Es el nuestro un tiempo de contradicciones y disputas. Las personas se consideran agraviadas por variados motivos. Están prestas a reprochar a los demás sus conductas. Pero independientemente de la veracidad y calidad de los reclamos, las respuestas tienen una constante. No importa si se trata de corrupción pública o privada, voracidad empresarial, extensión de la delincuencia, saltos partidistas o tradiciones a lo que cada uno consideraba inamovible. Los reclamados se hablan y nos hablan de la tranquilidad de su conciencia.
Esta expresión se ha convertido en la salvaguarda y justificación para que el reprochado siga adelante en sus tareas, protegido con un halo de congruencia, cuando no de santidad laica. Quien cambia de partido —la organización que era la encarnación misma de su ser— continúa su nueva vida política gracias a la tranquilidad de su conciencia. Quien abandonó las funciones que consideraba lo más esencial de su vida para emprender otras nuevas y del todo contrarias, se refugia con gran comodidad en el mismo espacio personal. Quien fue mostrado recibiendo dinero en efectivo o celebrando ilícitos acuerdos, trasciende al hecho invocando un estado interior.
Quienes han asumido —y asumirán— su condición psicológica para justificar sus actuaciones frente a los reproches, bien se guardan de explicarse —y de explicarnos— de qué se compone su refugio. No nos dicen si se trata de una posición personalísima o de una ideología compartida. Mantienen un punto de fuga en el que lo público se reduce a una subjetividad impenetrable. El tranquilo concienzudo dialoga consigo mismo y se justifica ante sí mismo. Todo lo demás le sobra. El tranquilo concienzudo puede estar frente a lo que los demás estiman traición o delito, pero como ello no es reprochable en su conciencia, no tiene valor externo. Los reproches quedan incorporados y justificados en lo que, como juez supremo de su individualidad y de su sociedad, haya decidido por sí y ante sí.

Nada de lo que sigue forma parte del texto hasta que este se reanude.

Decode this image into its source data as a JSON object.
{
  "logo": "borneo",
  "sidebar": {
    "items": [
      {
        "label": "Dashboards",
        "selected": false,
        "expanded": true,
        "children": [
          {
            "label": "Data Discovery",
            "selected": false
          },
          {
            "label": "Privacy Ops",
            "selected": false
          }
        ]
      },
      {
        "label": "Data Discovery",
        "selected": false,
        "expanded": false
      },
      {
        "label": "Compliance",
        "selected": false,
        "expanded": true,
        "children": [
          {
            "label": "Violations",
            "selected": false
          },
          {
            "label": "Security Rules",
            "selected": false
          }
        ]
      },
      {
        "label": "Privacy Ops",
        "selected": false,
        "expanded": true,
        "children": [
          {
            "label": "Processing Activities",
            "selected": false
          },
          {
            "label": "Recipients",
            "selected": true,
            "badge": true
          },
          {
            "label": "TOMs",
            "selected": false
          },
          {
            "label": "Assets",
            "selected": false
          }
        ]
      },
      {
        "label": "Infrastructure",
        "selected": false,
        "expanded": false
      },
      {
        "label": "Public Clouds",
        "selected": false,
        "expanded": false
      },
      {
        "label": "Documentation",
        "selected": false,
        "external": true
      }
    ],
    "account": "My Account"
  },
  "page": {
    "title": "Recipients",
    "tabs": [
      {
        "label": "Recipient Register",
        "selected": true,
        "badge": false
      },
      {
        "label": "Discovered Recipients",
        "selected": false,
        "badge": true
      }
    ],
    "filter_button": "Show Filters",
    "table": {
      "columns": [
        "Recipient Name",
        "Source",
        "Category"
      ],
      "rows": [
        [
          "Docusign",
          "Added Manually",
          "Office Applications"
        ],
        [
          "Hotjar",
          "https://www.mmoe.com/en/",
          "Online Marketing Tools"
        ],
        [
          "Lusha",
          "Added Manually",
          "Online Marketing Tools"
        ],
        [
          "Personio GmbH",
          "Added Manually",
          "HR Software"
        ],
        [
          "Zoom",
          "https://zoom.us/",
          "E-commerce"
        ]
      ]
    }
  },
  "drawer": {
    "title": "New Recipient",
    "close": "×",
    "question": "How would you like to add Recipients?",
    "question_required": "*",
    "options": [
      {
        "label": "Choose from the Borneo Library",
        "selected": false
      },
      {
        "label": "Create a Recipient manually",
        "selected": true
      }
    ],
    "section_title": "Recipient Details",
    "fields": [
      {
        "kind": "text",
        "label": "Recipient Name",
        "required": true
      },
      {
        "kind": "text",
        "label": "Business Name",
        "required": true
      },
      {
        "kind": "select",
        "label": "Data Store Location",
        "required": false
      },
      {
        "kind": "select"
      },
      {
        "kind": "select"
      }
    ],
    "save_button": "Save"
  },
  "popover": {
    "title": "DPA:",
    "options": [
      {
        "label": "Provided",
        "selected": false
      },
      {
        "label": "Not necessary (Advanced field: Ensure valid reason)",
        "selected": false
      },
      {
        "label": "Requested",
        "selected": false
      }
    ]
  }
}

Los tiempos por venir serán convulsos. No sólo por los inmediatos efectos de las sucesiones políticas a las que pronto habremos de asistir. Más a profundidad, por la modificación de factores globales, nacionales y regionales en la forma de seguridad, presencia delincuencial, migraciones, replanteamiento de creencias o transformaciones de mercados, por ejemplo. Los cambios sociales generarán mutaciones individuales. Al enfrentar unas y otras, no deberemos asumir que la mera invocación a la tranquilidad de conciencia justifica traiciones ni abandonos. No debemos permitir que las subjetividades se impongan sobre lo que debe ser público y común. Las normas jurídicas —con todos sus problemas— tienen una base democrática que les da legitimidad. Frente a las huidas subjetivistas al mundo de la individualísima conciencia de cada cual, es necesario demandar la subordinación de todos a las reglas con las que queremos constituir y mantener nuestra de por sí complicada vida común. Sospechemos de todo aquel que sin más nos invoque a su conciencia como causa generadora de su actuar y de su tranquilidad. Forcémoslo a dejar de lado tan propio y tan cómodo espacio personal a fin de que constriña su actuar a las normas de la sociedad en que vive. Hagamos que se responsabilice frente a los elementos comunes a todos. De eso se trata, también, la vida democrática.